Rather than see socialism as a generic word that represents the sharing of resources to solve shared problems, Republicans have misdirected their scorn. Surely they meant instead to malign the socialists of the “National Socialist Movement,” named in solidarity with the bygone 19th century National Socialist German Workers Party. The American chapter of the National Socialists is the largest of nearly 30 neo-Nazi organizations in the United States, an Aryan Brotherhood that represents the sharing of hate---something that unfortunately is also a shared problem.
Instead of a caricature of a loopy adolescent activist being force-fed through a funnel on her head with “Socialist” ideas that, to many, represent life-saving actions--- a more apt image would be of a gun-toting Brownshirted white-supremacist being brainwashed through a funnel on his head with “National Socialist” ideas that to most, represent life-ending actions.
Surely the latter is the socialism that is the enemy of any State---not the Socialism of Bernie Sanders or progressive Democrats, like them or not. But I can understand how easy it is to get the two mixed up: American Socialists are consistently, across-the-board condemned by Republicans, but citizens who support the “National Socialists Movement” include some “very fine people.”

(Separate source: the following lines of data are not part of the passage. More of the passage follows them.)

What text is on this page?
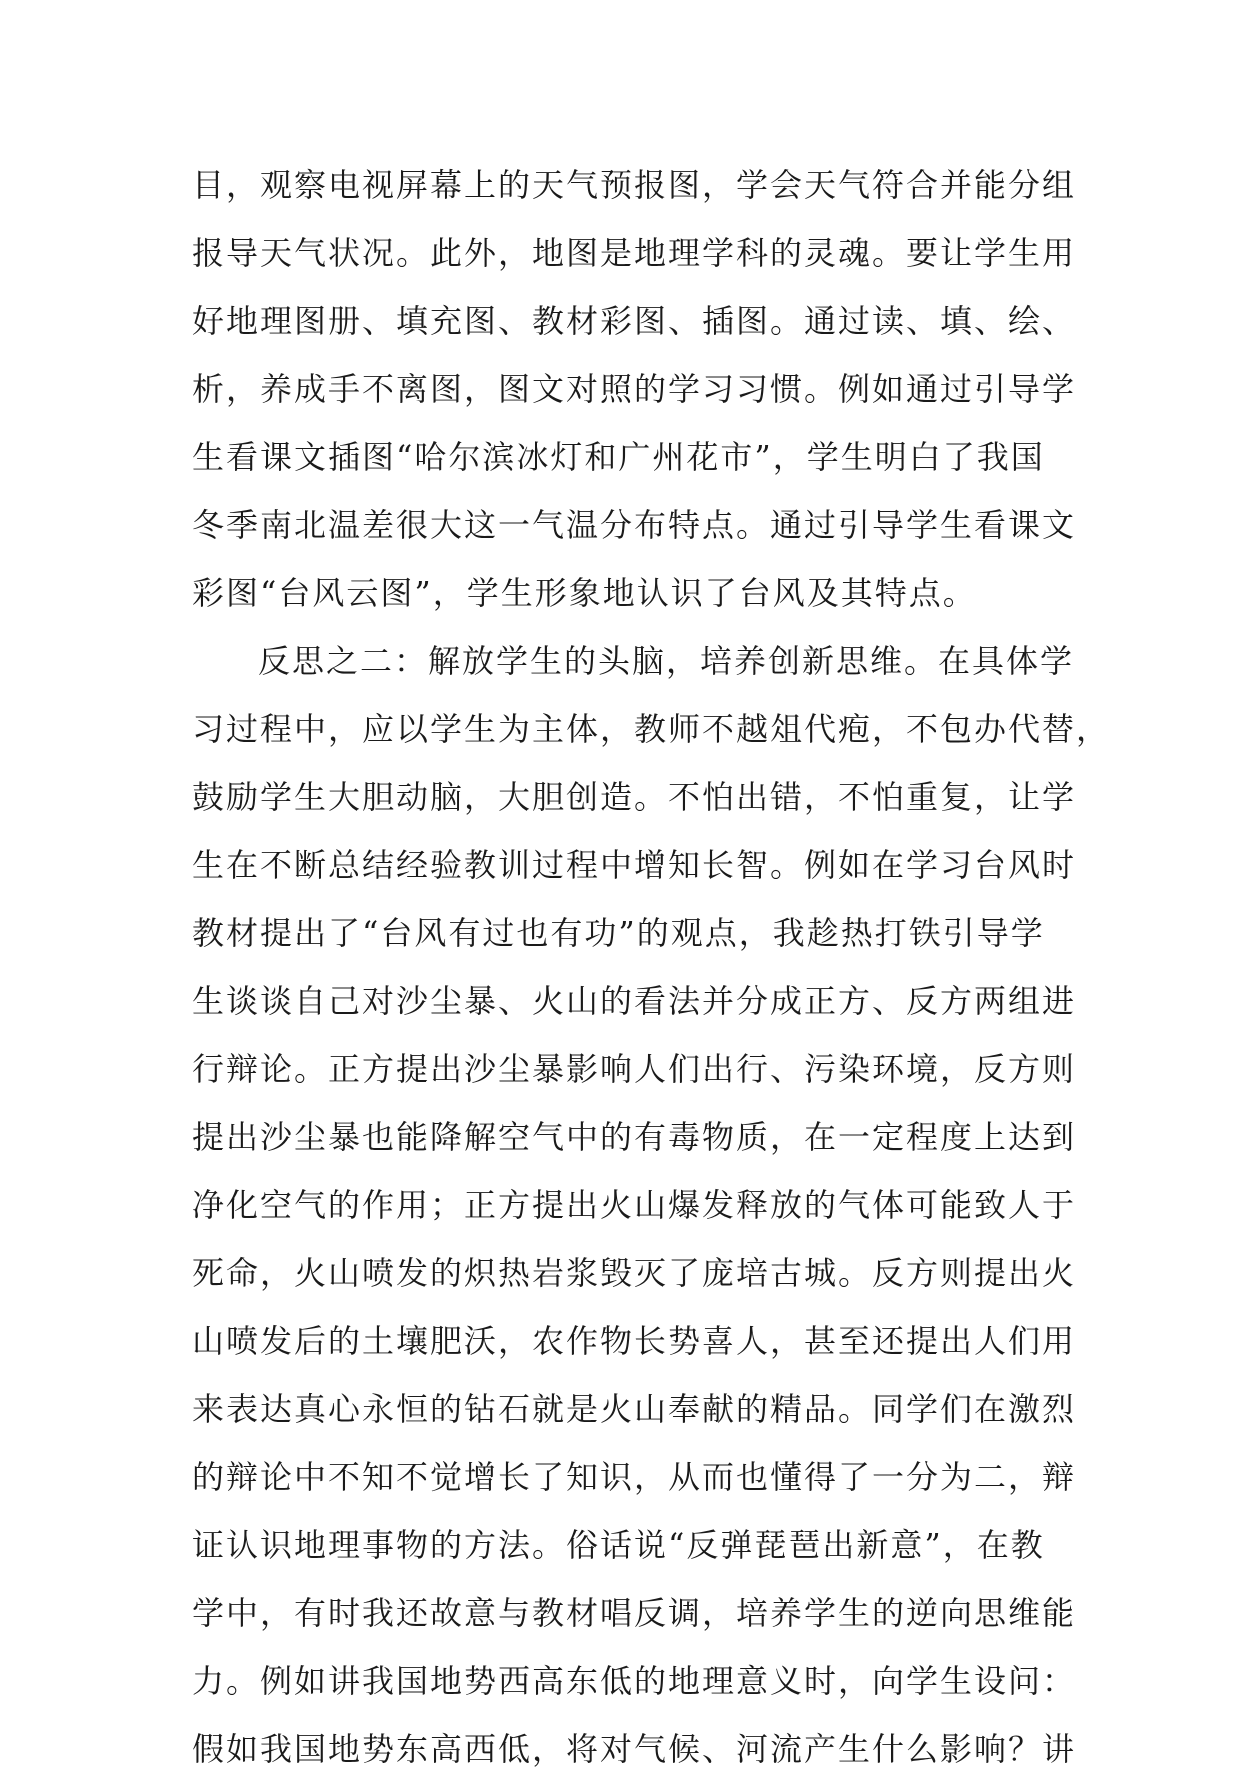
目，观察电视屏幕上的天气预报图，学会天气符合并能分组
报导天气状况。此外，地图是地理学科的灵魂。要让学生用
好地理图册、填充图、教材彩图、插图。通过读、填、绘、
析，养成手不离图，图文对照的学习习惯。例如通过引导学
生看课文插图“哈尔滨冰灯和广州花市”，学生明白了我国
冬季南北温差很大这一气温分布特点。通过引导学生看课文
彩图“台风云图”，学生形象地认识了台风及其特点。
反思之二：解放学生的头脑，培养创新思维。在具体学
习过程中，应以学生为主体，教师不越俎代疱，不包办代替，
鼓励学生大胆动脑，大胆创造。不怕出错，不怕重复，让学
生在不断总结经验教训过程中增知长智。例如在学习台风时
教材提出了“台风有过也有功”的观点，我趁热打铁引导学
生谈谈自己对沙尘暴、火山的看法并分成正方、反方两组进
行辩论。正方提出沙尘暴影响人们出行、污染环境，反方则
提出沙尘暴也能降解空气中的有毒物质，在一定程度上达到
净化空气的作用；正方提出火山爆发释放的气体可能致人于
死命，火山喷发的炽热岩浆毁灭了庞培古城。反方则提出火
山喷发后的土壤肥沃，农作物长势喜人，甚至还提出人们用
来表达真心永恒的钻石就是火山奉献的精品。同学们在激烈
的辩论中不知不觉增长了知识，从而也懂得了一分为二，辩
证认识地理事物的方法。俗话说“反弹琵琶出新意”，在教
学中，有时我还故意与教材唱反调，培养学生的逆向思维能
力。例如讲我国地势西高东低的地理意义时，向学生设问：
假如我国地势东高西低，将对气候、河流产生什么影响？讲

The GOP, now renamed Trump’s Base, has won this country, and that’s not going to change no matter who is in power. They may find that it’s a lot harder to be in charge, especially if it means being happier than they were three years ago, and shoveling less hate than they accuse the Liberals of slinging. In the meantime, I’d love to see a logical, respectful rebuttal to proposals being ridiculed as “insane.” I hope any analysis would include the CBO “scoring” required of all proposed legislation: Magically, that was ignored after it predicted that Trump’s 2017 tax reform would increase the federal deficit. Tens of billions of dollars of that increase has already been documented.
In my opinion, many of the ideas proposed by certain Democratic candidates are unlikely to become law--- fortunately. But then, no one here has ever asked me; they just assume that I’m a Liberal---whatever that is. It’s a desolate place being adrift on the “Left” side of the paper, as some have reported my whereabouts to be. I’d pick up and go somewhere else, but so far, no one else will have me.
Even with our differences, I’d hoped we were all in this together, but as it turns out, I’m just “Lonely in West Virginia.”